Sounds crazy and it was, but none of it was real. So why did we do it then? Slave Lake has seen its share of adversity over the years and Mother Nature often challenges us. An emergency can come in many different forms and often needs many different people’s input and hard work to be able to battle through it. Being on the Fire Department I saw a lot of planning and co-ordination and co-operation before the fire in 2011, and being in politics, I have learned there can never be too much. Essentially we have an emergency plan that incorporates many different scenarios. That plan is used by the different agencies, as a bible, so that we all train and use the same process. This plan is shared amongst the fire-departments, elected bodies, emergency services, RCMP, utility companies, school divisions, ESRD (forestry, parks, environment, fish and wildlife), etc. This is essentially a huge binder with plans, maps, contact info, policies, procedures, forms etc. Each department or agency requires a ton of equipment to deal with emergencies and these are left to each agency to set up, store, maintain, etc.

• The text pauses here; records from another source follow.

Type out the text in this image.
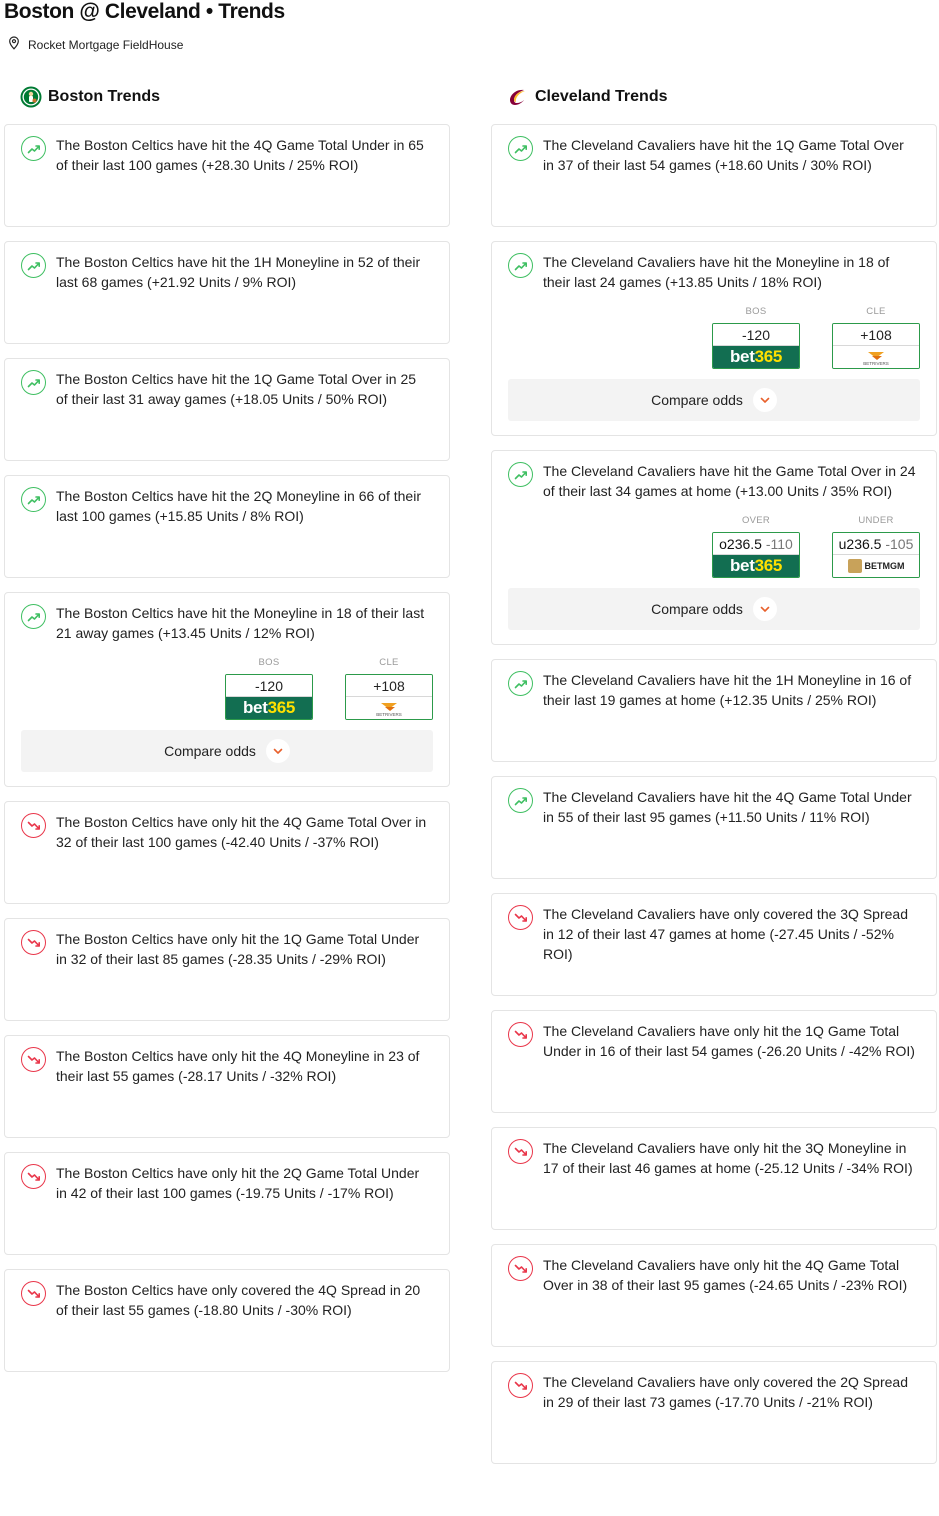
Boston @ Cleveland • Trends
Rocket Mortgage FieldHouse
Boston Trends
The Boston Celtics have hit the 4Q Game Total Under in 65 of their last 100 games (+28.30 Units / 25% ROI)
The Boston Celtics have hit the 1H Moneyline in 52 of their last 68 games (+21.92 Units / 9% ROI)
The Boston Celtics have hit the 1Q Game Total Over in 25 of their last 31 away games (+18.05 Units / 50% ROI)
The Boston Celtics have hit the 2Q Moneyline in 66 of their last 100 games (+15.85 Units / 8% ROI)
The Boston Celtics have hit the Moneyline in 18 of their last 21 away games (+13.45 Units / 12% ROI)
BOS
-120
bet 365
CLE
+108
BETRIVERS
Compare odds
The Boston Celtics have only hit the 4Q Game Total Over in 32 of their last 100 games (-42.40 Units / -37% ROI)
The Boston Celtics have only hit the 1Q Game Total Under in 32 of their last 85 games (-28.35 Units / -29% ROI)
The Boston Celtics have only hit the 4Q Moneyline in 23 of their last 55 games (-28.17 Units / -32% ROI)
The Boston Celtics have only hit the 2Q Game Total Under in 42 of their last 100 games (-19.75 Units / -17% ROI)
The Boston Celtics have only covered the 4Q Spread in 20 of their last 55 games (-18.80 Units / -30% ROI)
Cleveland Trends
The Cleveland Cavaliers have hit the 1Q Game Total Over in 37 of their last 54 games (+18.60 Units / 30% ROI)
The Cleveland Cavaliers have hit the Moneyline in 18 of their last 24 games (+13.85 Units / 18% ROI)
BOS
-120
bet 365
CLE
+108
BETRIVERS
Compare odds
The Cleveland Cavaliers have hit the Game Total Over in 24 of their last 34 games at home (+13.00 Units / 35% ROI)
OVER
o236.5 -110
bet 365
UNDER
u236.5 -105
BETMGM
Compare odds
The Cleveland Cavaliers have hit the 1H Moneyline in 16 of their last 19 games at home (+12.35 Units / 25% ROI)
The Cleveland Cavaliers have hit the 4Q Game Total Under in 55 of their last 95 games (+11.50 Units / 11% ROI)
The Cleveland Cavaliers have only covered the 3Q Spread in 12 of their last 47 games at home (-27.45 Units / -52% ROI)
The Cleveland Cavaliers have only hit the 1Q Game Total Under in 16 of their last 54 games (-26.20 Units / -42% ROI)
The Cleveland Cavaliers have only hit the 3Q Moneyline in 17 of their last 46 games at home (-25.12 Units / -34% ROI)
The Cleveland Cavaliers have only hit the 4Q Game Total Over in 38 of their last 95 games (-24.65 Units / -23% ROI)
The Cleveland Cavaliers have only covered the 2Q Spread in 29 of their last 73 games (-17.70 Units / -21% ROI)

Now all this sounds great on paper, but in order to put the system to the test we need to practice it. Last week we did a two day mock scenario that involved all the agencies listed above as well as many more. Hundreds of people took part. This is not the first time we have done something like this, but I would safely say we have rarely if ever done one like this on such a grand scale. The incident included real life patients, scenarios, use of a variety of sites and facilities around town. The event was taken very seriously, we gave regular communication to the public, there were news conferences, hourly situational report meetings, and debriefs. A special thank you goes out to Sara Cyr who put makeup on several victims on Wednesday and another 25 people on Thursday to make the event and the experience more lifelike. Two representatives from the Government of Alberta were also on hand for advice and to evaluate.
So what happened at the end of it? I have to confess although I had mixed feelings on the effectiveness of such an exercise; I came out feeling very humbled. The amount of co-operation and communication between the different agencies was impressive. The logistics, attention to detail and the effort put in by all those involved was amazing. There were opportunities found to make the process better and the amount of training people involved got was astounding. In the end I was extremely proud of our region and its people. Although we are living proof that no matter how much you prepare, emergencies can happen, I can tell you there is no where I would feel more safe than right here.
I want to say that it was a great job by all those involved. For those cynical people that think it a waste of time there may come a time when you find yourself in need of help, so take comfort in knowing that they have done this before instead of practicing on you when you need it most.